The session on ‘Trust Through Technology: Ensuring Food Integrity and Safety’ included Ms. Nirupama Sharma, Lead – Regulatory Policy Advocacy & Scientific Credibility, Amway India, Dr. Jasvir Singh, Director, Global Regulatory & Strategy Lead, Danisco India, Mr. Sunil K. Marwah, CEO, Food Industry Capacity and Skill Initiative (FICSI), Mr. Raju Kapoor, Director of External Affairs, FMC India, Mr. Rishabh Trivedi, Technical Program Manager, Google DeepMind and Dr. Akriti Sharma, CEO, Pusa Krishi, with moderation by Mr. Sunjay Vuppuluri, National Head, Food & Agribusiness Strategic Advisory & Research (FASAR), Yes Bank. The panel shared their views on how technology is empowering stakeholders across the value chain to deliver food systems that are transparent, accountable, and resilient. They addressed the existing challenges in maintaining food integrity and safety and how technology is defining their ability to address them.
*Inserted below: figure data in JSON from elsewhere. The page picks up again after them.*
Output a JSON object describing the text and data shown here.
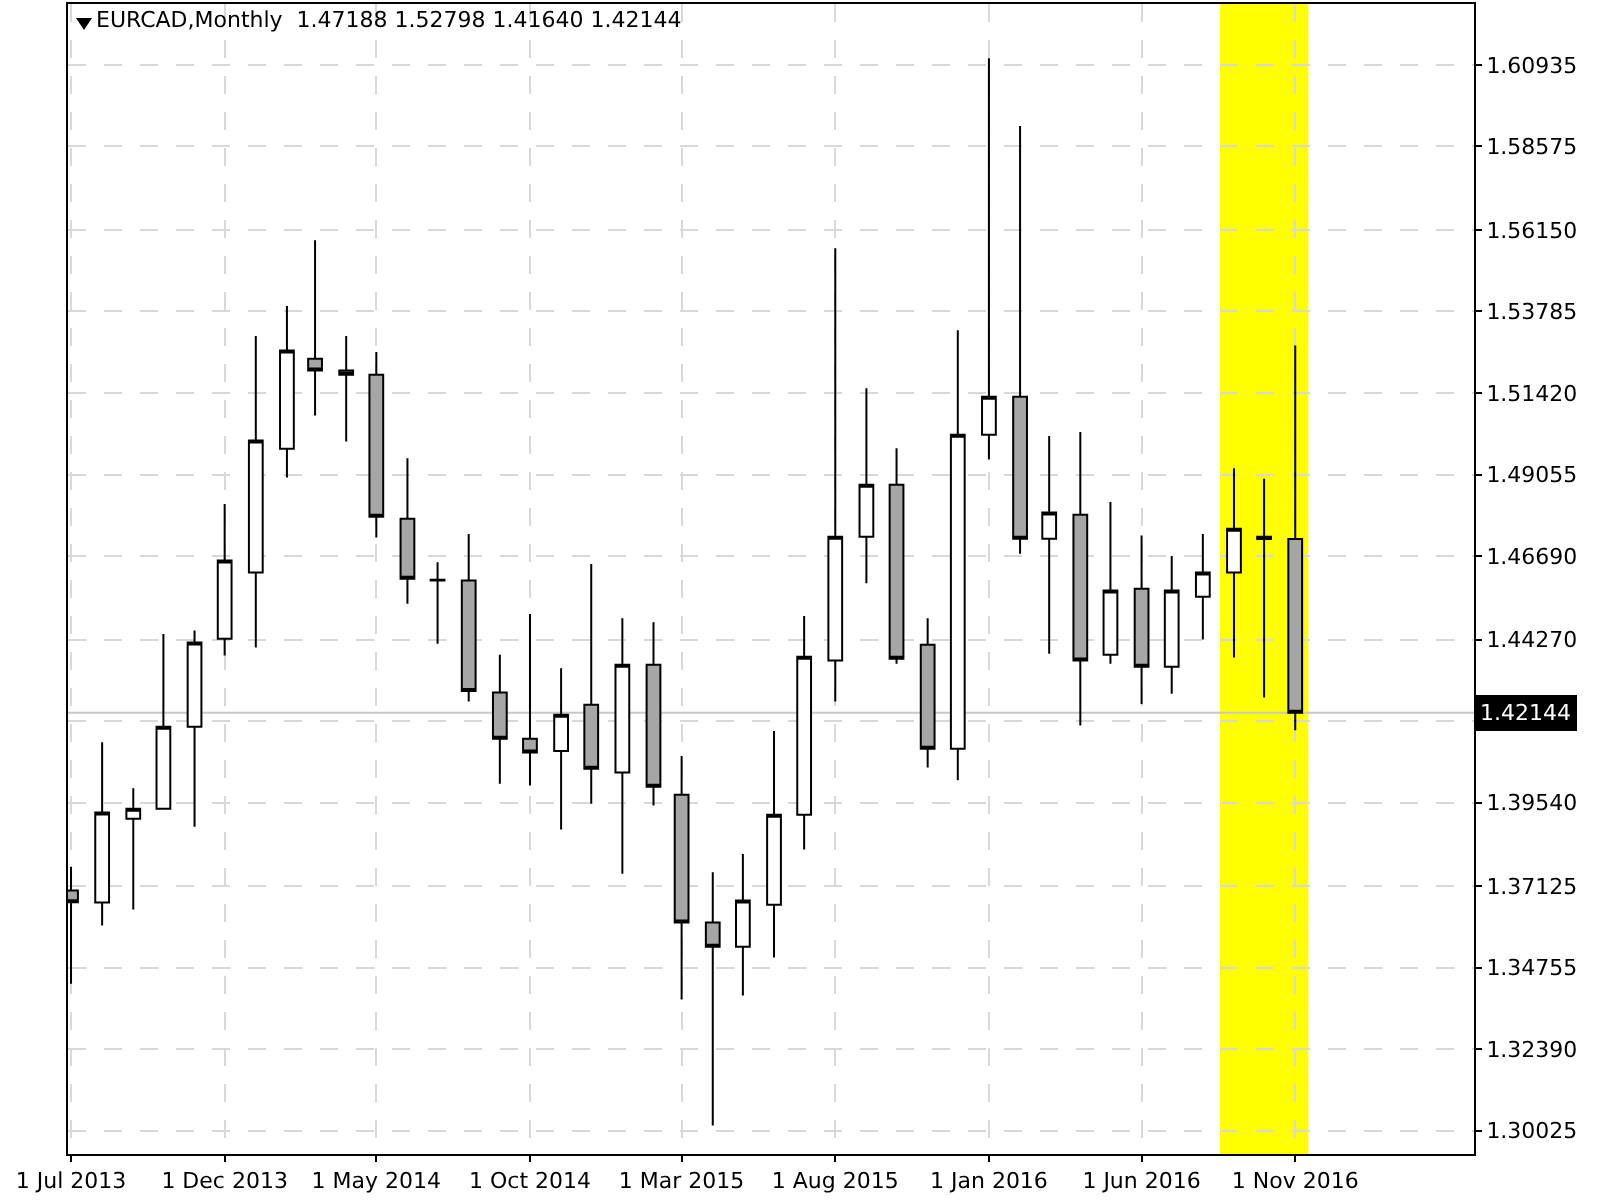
{
  "chart_data": {
    "type": "candlestick",
    "title": "EURCAD,Monthly  1.47188 1.52798 1.41640 1.42144",
    "x": [
      "2013-07",
      "2013-08",
      "2013-09",
      "2013-10",
      "2013-11",
      "2013-12",
      "2014-01",
      "2014-02",
      "2014-03",
      "2014-04",
      "2014-05",
      "2014-06",
      "2014-07",
      "2014-08",
      "2014-09",
      "2014-10",
      "2014-11",
      "2014-12",
      "2015-01",
      "2015-02",
      "2015-03",
      "2015-04",
      "2015-05",
      "2015-06",
      "2015-07",
      "2015-08",
      "2015-09",
      "2015-10",
      "2015-11",
      "2015-12",
      "2016-01",
      "2016-02",
      "2016-03",
      "2016-04",
      "2016-05",
      "2016-06",
      "2016-07",
      "2016-08",
      "2016-09",
      "2016-10",
      "2016-11"
    ],
    "ohlc": [
      [
        1.3699,
        1.3768,
        1.3429,
        1.3665
      ],
      [
        1.3664,
        1.4129,
        1.3598,
        1.3925
      ],
      [
        1.3907,
        1.3996,
        1.3644,
        1.3936
      ],
      [
        1.3936,
        1.4443,
        1.3936,
        1.4174
      ],
      [
        1.4174,
        1.4453,
        1.3884,
        1.4418
      ],
      [
        1.4429,
        1.482,
        1.4381,
        1.4656
      ],
      [
        1.4621,
        1.5307,
        1.4404,
        1.5004
      ],
      [
        1.498,
        1.5394,
        1.4897,
        1.5265
      ],
      [
        1.5241,
        1.5585,
        1.5077,
        1.5207
      ],
      [
        1.5207,
        1.5307,
        1.5001,
        1.5195
      ],
      [
        1.5195,
        1.5261,
        1.4723,
        1.4783
      ],
      [
        1.4777,
        1.4953,
        1.4531,
        1.4603
      ],
      [
        1.46,
        1.4651,
        1.4415,
        1.4598
      ],
      [
        1.4598,
        1.4733,
        1.4247,
        1.4278
      ],
      [
        1.4273,
        1.4383,
        1.4009,
        1.4139
      ],
      [
        1.4139,
        1.4501,
        1.4004,
        1.4099
      ],
      [
        1.4104,
        1.4344,
        1.3876,
        1.4209
      ],
      [
        1.4238,
        1.4646,
        1.3951,
        1.4052
      ],
      [
        1.4041,
        1.4489,
        1.3748,
        1.4354
      ],
      [
        1.4354,
        1.4477,
        1.3946,
        1.4
      ],
      [
        1.3977,
        1.4089,
        1.3383,
        1.3606
      ],
      [
        1.3606,
        1.3752,
        1.3018,
        1.3536
      ],
      [
        1.3536,
        1.3805,
        1.3395,
        1.367
      ],
      [
        1.3658,
        1.4162,
        1.3505,
        1.3919
      ],
      [
        1.3919,
        1.4495,
        1.3818,
        1.4377
      ],
      [
        1.4366,
        1.5562,
        1.4247,
        1.4725
      ],
      [
        1.4725,
        1.5156,
        1.459,
        1.4876
      ],
      [
        1.4876,
        1.4982,
        1.4357,
        1.4371
      ],
      [
        1.4412,
        1.4489,
        1.4056,
        1.411
      ],
      [
        1.411,
        1.5324,
        1.4019,
        1.5021
      ],
      [
        1.5021,
        1.6113,
        1.4949,
        1.5131
      ],
      [
        1.5131,
        1.5916,
        1.4676,
        1.4719
      ],
      [
        1.4719,
        1.5017,
        1.4386,
        1.4795
      ],
      [
        1.4789,
        1.5029,
        1.4178,
        1.4366
      ],
      [
        1.4383,
        1.4826,
        1.4357,
        1.4569
      ],
      [
        1.4574,
        1.4729,
        1.424,
        1.4348
      ],
      [
        1.4348,
        1.4669,
        1.427,
        1.4569
      ],
      [
        1.4551,
        1.4733,
        1.4427,
        1.4621
      ],
      [
        1.4621,
        1.4924,
        1.4375,
        1.4748
      ],
      [
        1.4725,
        1.4893,
        1.4259,
        1.47188
      ],
      [
        1.47188,
        1.52798,
        1.4164,
        1.42144
      ]
    ],
    "xlim": [
      "2013-06-28",
      "2017-04-28"
    ],
    "xticks": [
      {
        "value": "2013-07-01",
        "label": "1 Jul 2013"
      },
      {
        "value": "2013-12-01",
        "label": "1 Dec 2013"
      },
      {
        "value": "2014-05-01",
        "label": "1 May 2014"
      },
      {
        "value": "2014-10-01",
        "label": "1 Oct 2014"
      },
      {
        "value": "2015-03-01",
        "label": "1 Mar 2015"
      },
      {
        "value": "2015-08-01",
        "label": "1 Aug 2015"
      },
      {
        "value": "2016-01-01",
        "label": "1 Jan 2016"
      },
      {
        "value": "2016-06-01",
        "label": "1 Jun 2016"
      },
      {
        "value": "2016-11-01",
        "label": "1 Nov 2016"
      }
    ],
    "ylim": [
      1.2935,
      1.627
    ],
    "yticks": [
      1.30025,
      {
        "value": 1.3239,
        "label": "1.32390"
      },
      1.34755,
      1.37125,
      {
        "value": 1.3954,
        "label": "1.39540"
      },
      {
        "value": 1.41905,
        "label": null
      },
      {
        "value": 1.4427,
        "label": "1.44270"
      },
      {
        "value": 1.4669,
        "label": "1.46690"
      },
      1.49055,
      {
        "value": 1.5142,
        "label": "1.51420"
      },
      1.53785,
      {
        "value": 1.5615,
        "label": "1.56150"
      },
      1.58575,
      1.60935
    ],
    "ref_lines": [
      {
        "axis": "y",
        "value": 1.42144,
        "label": "1.42144",
        "color": "#c8c8c8"
      }
    ],
    "bands": [
      {
        "axis": "x",
        "from": "2016-08-18",
        "to": "2016-11-14",
        "color": "#ffff00"
      }
    ],
    "grid": true,
    "legend": false
  }
}
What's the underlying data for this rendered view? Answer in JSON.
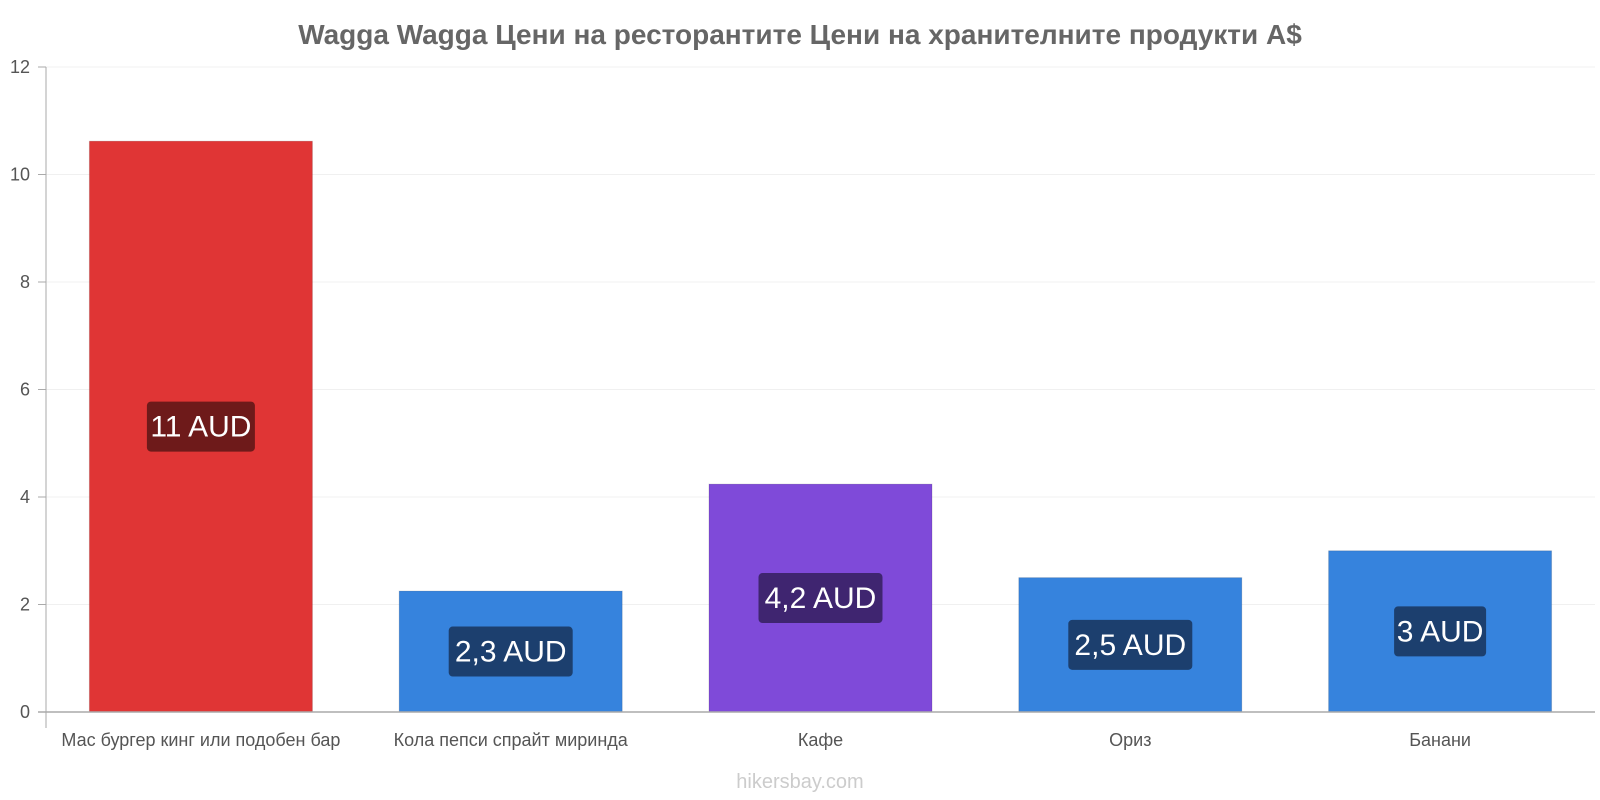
{
  "chart_data": {
    "type": "bar",
    "title": "Wagga Wagga Цени на ресторантите Цени на хранителните продукти A$",
    "categories": [
      "Мас бургер кинг или подобен бар",
      "Кола пепси спрайт миринда",
      "Кафе",
      "Ориз",
      "Банани"
    ],
    "values": [
      10.62,
      2.25,
      4.24,
      2.5,
      3.0
    ],
    "data_labels": [
      "11 AUD",
      "2,3 AUD",
      "4,2 AUD",
      "2,5 AUD",
      "3 AUD"
    ],
    "bar_colors": [
      "#e03535",
      "#3683dd",
      "#7f4ad9",
      "#3683dd",
      "#3683dd"
    ],
    "label_bg_colors": [
      "#6e1a1a",
      "#1c3f6e",
      "#3f2570",
      "#1c3f6e",
      "#1c3f6e"
    ],
    "yticks": [
      "0",
      "2",
      "4",
      "6",
      "8",
      "10",
      "12"
    ],
    "ylim": [
      0,
      12
    ],
    "grid": true,
    "xlabel": "",
    "ylabel": ""
  },
  "footer": {
    "source": "hikersbay.com"
  }
}
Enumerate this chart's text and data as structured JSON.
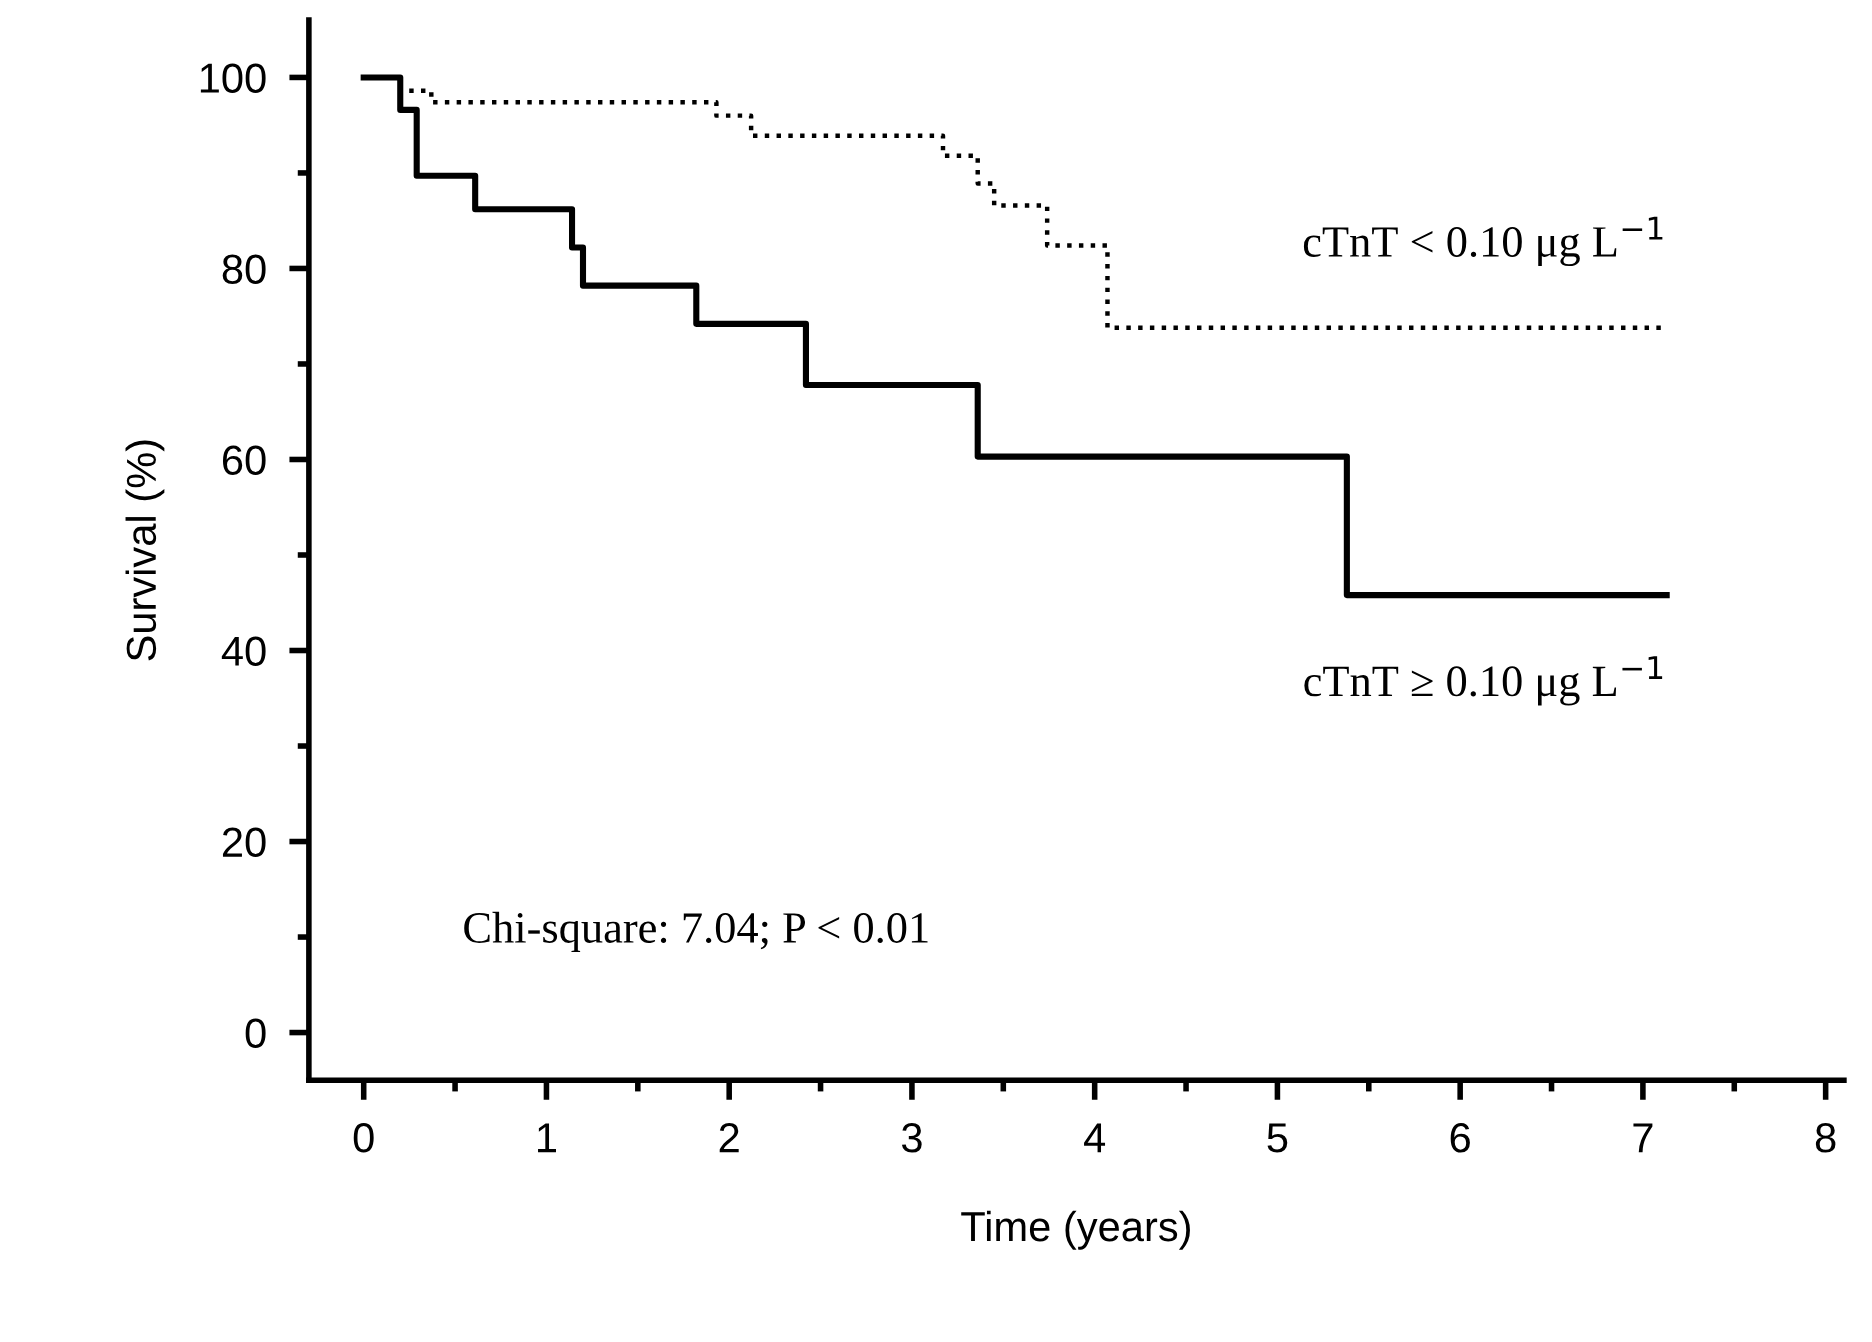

They also discussed the initiatives that need to be taken up by private sector and government to build a robust food safety ecosystem. Specific points included blockchain traceability, predictive food safety using AI, IoT monitoring of storage conditions, good agricultural practices ensuring safety at farm level, AI applications in automated quality assessment, and innovations blending traditional preservation wisdom with modern science. The session emphasized that consumers increasingly demand complete transparency about food origin, handling, and safety.

The last panel, ‘Catalyzing Tech Innovations in Agri and Food through Global Partnerships,’ featured Dr. Bhuvaneswari Balasubramanian, India Country Director, Global Alliance for Improved Nutrition, Mr. Parul Soni, Global Managing Partner, Thinkthrough Consulting (TTC), Founder & Secretary-General, ABWCI, Trustee & Settler, Ideas to Impact Foundation, Chairman Director, Praks Partners and Mr. Kaustuv Chakrabarti, Head of Private Sector Partnerships and South–South and Triangular Cooperation, United Nations World Food Programme (WFP) India with moderator Mr. Dhritiman Biswas, Senior Director, Government Relations – South Asia, Cargill. Speakers discussed three broad tracks — food and nutrition security, solving through partnerships,  food wastage, and technology and digital infrastructure. Panelists deliberated upon global partnerships being essential for technology transfer, capacity building through international collaborations, nutrition-focused innovations, cross-border innovation ecosystems, regulatory harmonization for seamless technology adoption, food waste reduction through partnerships, ‘samaj, sarkar, bazaar’ (society, government, market) convergence model, India’s DPI (Aadhaar, ONDC, UPI) blueprint for global solutions, technology partnerships like  robotic arms for warehouses, AI-powered nutrition scanning, proven solutions for scaling: route optimization (Anna Chakra), grain ATMs (Annapurti), co-development of agri-tech and food-tech solutions, focus on women-led value chains and climate-smart agriculture, and strategic deployment of ESG and CSR for maximum impact, amongst others.

The conference was supported by Corteva Agriscience, Cargill, Kellanova and Digital Green with Yes Bank as the knowledge partner.